Com a Revolução Industrial e o surgimento das grandes cidades no século XVIII agravaram-se os problemas relacionados ao adensamento populacional, em particular: (a) as condições precárias de habitação, expressas na ausência de instalações sanitárias, presença de alcovas, superlotação dos quartos de aluguel, entre outros exemplos, (b) a falta de saneamento, através da deposição dos resíduos fabris em córregos e terrenos baldios, no esgotamento ao ar livre, na proliferação de pragas urbanas, entre outros, até (c) a proliferação de epidemias de contato, como tuberculose, sarna e outras doenças transmitidas por animais. Dentro desse contexto surgiram os primeiros estudos na Europa, em especial na França, relacionando os efeitos de fluídos – como água e ar – na transmissão das doenças, encontrando eco nas demais cidades que sofriam à época dos mesmos prejuízos trazidos pelo progresso do sistema industrial e capitalista. E assim, conforme Rolnik (2003, p. 44), o debate urbanístico internacional passou a ser dominado pela temática da higiene, com a França exportando “o paradigma da cidade medicalizada” e influenciando a legislação urbanística e edilícia desde a Inglaterra até o Brasil, a partir da cidade de São Paulo – que se inspirou na lei francesa da higiene residencial de 1850 para compor o Código Sanitário Estadual, em 1894. Desta forma, o contexto recente dos códigos de obras brasileiros começou pela experiência de São Paulo, no século XIX.

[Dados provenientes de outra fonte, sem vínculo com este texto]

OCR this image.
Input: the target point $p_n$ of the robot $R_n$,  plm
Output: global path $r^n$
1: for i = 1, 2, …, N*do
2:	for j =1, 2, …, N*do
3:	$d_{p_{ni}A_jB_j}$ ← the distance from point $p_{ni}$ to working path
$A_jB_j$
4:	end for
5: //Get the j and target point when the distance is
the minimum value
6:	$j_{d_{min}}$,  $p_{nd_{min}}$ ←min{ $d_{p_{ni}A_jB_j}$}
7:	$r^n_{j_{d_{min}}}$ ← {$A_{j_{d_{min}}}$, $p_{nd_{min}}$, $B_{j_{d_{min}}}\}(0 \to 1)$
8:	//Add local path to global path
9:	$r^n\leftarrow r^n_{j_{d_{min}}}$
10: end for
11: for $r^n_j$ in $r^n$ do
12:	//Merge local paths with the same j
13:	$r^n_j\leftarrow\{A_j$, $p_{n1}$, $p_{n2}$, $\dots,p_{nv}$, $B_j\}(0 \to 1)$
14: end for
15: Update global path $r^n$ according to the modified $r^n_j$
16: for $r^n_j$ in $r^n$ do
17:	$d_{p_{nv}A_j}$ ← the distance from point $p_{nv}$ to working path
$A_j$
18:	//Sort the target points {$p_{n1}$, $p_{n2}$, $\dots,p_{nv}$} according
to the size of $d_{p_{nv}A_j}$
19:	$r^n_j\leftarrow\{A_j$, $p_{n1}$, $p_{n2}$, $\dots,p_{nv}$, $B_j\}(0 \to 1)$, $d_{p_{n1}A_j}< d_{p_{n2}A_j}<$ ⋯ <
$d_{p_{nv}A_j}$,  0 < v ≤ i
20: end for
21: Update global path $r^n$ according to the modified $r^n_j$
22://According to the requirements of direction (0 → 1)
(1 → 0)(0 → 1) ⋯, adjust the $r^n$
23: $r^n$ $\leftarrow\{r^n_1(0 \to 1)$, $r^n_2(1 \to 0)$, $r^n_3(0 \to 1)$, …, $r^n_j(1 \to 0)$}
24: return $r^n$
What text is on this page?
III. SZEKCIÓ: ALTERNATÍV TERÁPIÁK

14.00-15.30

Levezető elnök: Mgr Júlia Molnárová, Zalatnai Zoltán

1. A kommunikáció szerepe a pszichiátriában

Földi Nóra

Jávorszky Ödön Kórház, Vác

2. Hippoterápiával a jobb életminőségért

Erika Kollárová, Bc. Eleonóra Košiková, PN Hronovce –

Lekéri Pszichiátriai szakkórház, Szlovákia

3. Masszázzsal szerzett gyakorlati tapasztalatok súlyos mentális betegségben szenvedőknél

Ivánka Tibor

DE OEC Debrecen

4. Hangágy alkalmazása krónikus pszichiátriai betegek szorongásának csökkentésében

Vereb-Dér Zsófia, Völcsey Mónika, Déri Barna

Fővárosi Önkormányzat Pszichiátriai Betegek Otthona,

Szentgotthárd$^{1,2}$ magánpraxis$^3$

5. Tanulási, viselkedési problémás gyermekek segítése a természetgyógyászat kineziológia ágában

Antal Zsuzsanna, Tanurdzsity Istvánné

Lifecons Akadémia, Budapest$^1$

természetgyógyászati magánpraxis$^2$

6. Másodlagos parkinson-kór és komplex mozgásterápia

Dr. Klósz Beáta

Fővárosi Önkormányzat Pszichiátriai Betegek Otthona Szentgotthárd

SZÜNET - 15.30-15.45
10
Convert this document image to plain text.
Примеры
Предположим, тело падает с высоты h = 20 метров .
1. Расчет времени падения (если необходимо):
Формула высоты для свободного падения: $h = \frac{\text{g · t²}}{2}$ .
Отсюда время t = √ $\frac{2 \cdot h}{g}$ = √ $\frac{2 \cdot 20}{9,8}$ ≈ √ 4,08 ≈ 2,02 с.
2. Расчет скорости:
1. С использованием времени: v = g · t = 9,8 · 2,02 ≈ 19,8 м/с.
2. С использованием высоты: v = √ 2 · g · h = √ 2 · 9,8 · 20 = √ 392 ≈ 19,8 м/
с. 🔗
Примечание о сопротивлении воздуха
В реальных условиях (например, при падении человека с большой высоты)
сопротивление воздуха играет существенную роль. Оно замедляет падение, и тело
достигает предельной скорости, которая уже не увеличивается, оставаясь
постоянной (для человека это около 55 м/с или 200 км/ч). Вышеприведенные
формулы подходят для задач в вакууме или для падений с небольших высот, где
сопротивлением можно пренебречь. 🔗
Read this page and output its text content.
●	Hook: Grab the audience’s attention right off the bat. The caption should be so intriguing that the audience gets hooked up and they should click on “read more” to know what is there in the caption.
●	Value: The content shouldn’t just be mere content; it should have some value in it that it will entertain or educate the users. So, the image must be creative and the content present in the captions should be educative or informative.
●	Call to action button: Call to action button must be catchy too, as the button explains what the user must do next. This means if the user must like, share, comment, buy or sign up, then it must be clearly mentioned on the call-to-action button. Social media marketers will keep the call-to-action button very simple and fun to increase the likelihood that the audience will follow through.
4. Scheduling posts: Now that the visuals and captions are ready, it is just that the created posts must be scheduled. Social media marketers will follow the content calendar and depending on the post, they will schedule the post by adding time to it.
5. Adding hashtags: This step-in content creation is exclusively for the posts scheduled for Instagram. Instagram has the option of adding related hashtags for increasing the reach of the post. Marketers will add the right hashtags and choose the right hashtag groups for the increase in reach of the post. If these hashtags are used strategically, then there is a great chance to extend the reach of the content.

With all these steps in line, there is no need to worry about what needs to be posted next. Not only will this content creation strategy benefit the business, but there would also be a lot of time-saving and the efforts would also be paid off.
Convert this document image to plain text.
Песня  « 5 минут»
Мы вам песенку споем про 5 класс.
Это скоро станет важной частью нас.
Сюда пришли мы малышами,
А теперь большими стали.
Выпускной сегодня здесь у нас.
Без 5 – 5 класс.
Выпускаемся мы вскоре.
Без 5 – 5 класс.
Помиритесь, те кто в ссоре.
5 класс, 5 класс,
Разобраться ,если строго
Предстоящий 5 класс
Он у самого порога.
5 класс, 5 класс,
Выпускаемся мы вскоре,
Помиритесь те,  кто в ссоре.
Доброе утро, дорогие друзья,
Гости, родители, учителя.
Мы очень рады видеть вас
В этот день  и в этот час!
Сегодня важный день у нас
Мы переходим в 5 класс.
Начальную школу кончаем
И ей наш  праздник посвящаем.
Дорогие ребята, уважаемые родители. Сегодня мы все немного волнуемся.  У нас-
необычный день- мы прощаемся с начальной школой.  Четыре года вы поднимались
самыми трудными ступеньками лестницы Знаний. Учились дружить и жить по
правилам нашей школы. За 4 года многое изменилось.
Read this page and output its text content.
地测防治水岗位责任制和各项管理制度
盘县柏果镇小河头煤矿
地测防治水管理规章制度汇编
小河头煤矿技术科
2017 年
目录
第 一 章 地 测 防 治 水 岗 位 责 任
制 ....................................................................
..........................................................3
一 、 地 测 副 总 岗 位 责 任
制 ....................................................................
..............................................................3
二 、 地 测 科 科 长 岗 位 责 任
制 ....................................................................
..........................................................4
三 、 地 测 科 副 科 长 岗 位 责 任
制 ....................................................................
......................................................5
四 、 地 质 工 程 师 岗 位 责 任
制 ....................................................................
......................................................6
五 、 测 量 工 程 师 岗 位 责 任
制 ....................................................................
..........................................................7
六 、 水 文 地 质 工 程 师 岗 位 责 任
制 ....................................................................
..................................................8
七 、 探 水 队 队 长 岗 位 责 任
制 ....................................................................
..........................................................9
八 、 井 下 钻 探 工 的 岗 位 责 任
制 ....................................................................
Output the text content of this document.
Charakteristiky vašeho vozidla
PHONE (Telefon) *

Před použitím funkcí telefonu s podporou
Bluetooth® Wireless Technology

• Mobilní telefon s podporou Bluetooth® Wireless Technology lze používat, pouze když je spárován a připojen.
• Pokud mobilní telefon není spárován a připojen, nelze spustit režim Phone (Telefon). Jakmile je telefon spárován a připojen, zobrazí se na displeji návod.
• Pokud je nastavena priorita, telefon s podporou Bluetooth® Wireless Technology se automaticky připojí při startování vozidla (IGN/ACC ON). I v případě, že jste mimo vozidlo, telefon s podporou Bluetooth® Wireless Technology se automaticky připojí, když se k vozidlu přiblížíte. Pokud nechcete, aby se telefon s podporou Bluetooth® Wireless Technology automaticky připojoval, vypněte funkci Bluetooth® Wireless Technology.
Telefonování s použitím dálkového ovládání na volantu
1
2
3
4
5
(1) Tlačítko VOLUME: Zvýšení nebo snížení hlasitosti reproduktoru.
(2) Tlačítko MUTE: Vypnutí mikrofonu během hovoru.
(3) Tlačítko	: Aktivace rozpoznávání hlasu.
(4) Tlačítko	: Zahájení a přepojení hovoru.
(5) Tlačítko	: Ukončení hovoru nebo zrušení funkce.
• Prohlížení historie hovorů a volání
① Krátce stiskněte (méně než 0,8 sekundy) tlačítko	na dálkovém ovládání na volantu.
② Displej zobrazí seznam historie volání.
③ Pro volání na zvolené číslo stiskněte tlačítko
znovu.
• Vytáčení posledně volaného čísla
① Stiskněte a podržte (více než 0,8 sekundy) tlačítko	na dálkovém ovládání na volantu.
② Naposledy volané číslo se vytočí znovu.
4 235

Lemos (1989) observa que, com a cidade em crescimento naquela época, a dificuldade na oferta de habitações para a massa proletária levou à proliferação da figura do cortiço, definido como uma “construção composta de inúmeros cubículos iguais entre si e destinada à habitação coletiva, sendo que as instalações sanitárias e os tanques de lavagem de roupa eram de uso comum” (LEMOS, 1989, p.60). Ainda que formalmente combatido pelas autoridades, a falta de uma legislação clara a respeito do cortiço cedeu espaço às decisões personalistas dos fiscais de obras, que permitiram sua construção. Assim, ao tentar resolver o impasse desta tipologia de construção, a medida municipal acabou por legitimá-la.
De fato, com a publicação do Código de Posturas Municipal em 1886, a situação do cortiço passou a ser regulada através de critérios mínimos que deveriam ser observados na sua construção – torneiras para cada grupo de seis casas, latrina a cada duas habitações, pé direito mínimo de 4 metros, soalhos a 50 centímetros do solo, entre outras recomendações -, contrariando as opiniões técnicas e da área médica, que defendiam sua proibição – ainda que os critérios estabelecidos não fossem condizentes com a realidade de um cortiço e já estivessem funcionando como um dificultador prévio para sua instalação na cidade. Porém, Rolnik (2003) destaca que o Código de Posturas, desde sua primeira versão em 1875, trouxe como aspecto positivo a visão da rua como espaço de circulação por excelência, expresso através de artigos que determinavam sua largura mínima, além de exigirem a observância ao alinhamento dos lotes e ao muramento de terrenos vazios, entre outros. Ainda assim, influenciada pela legislação sanitária europeia, e considerando o aumento da imigração estrangeira e das epidemias como fatores agravantes aos cortiços, a legislação paulista promoveu um maior rigor avaliativo sobre as residências operárias, trazendo, por exemplo, o conceito das cubagens mínimas de ar e iluminação por habitantes. Muitas exigências arquitetônicas derivarão desse conceito.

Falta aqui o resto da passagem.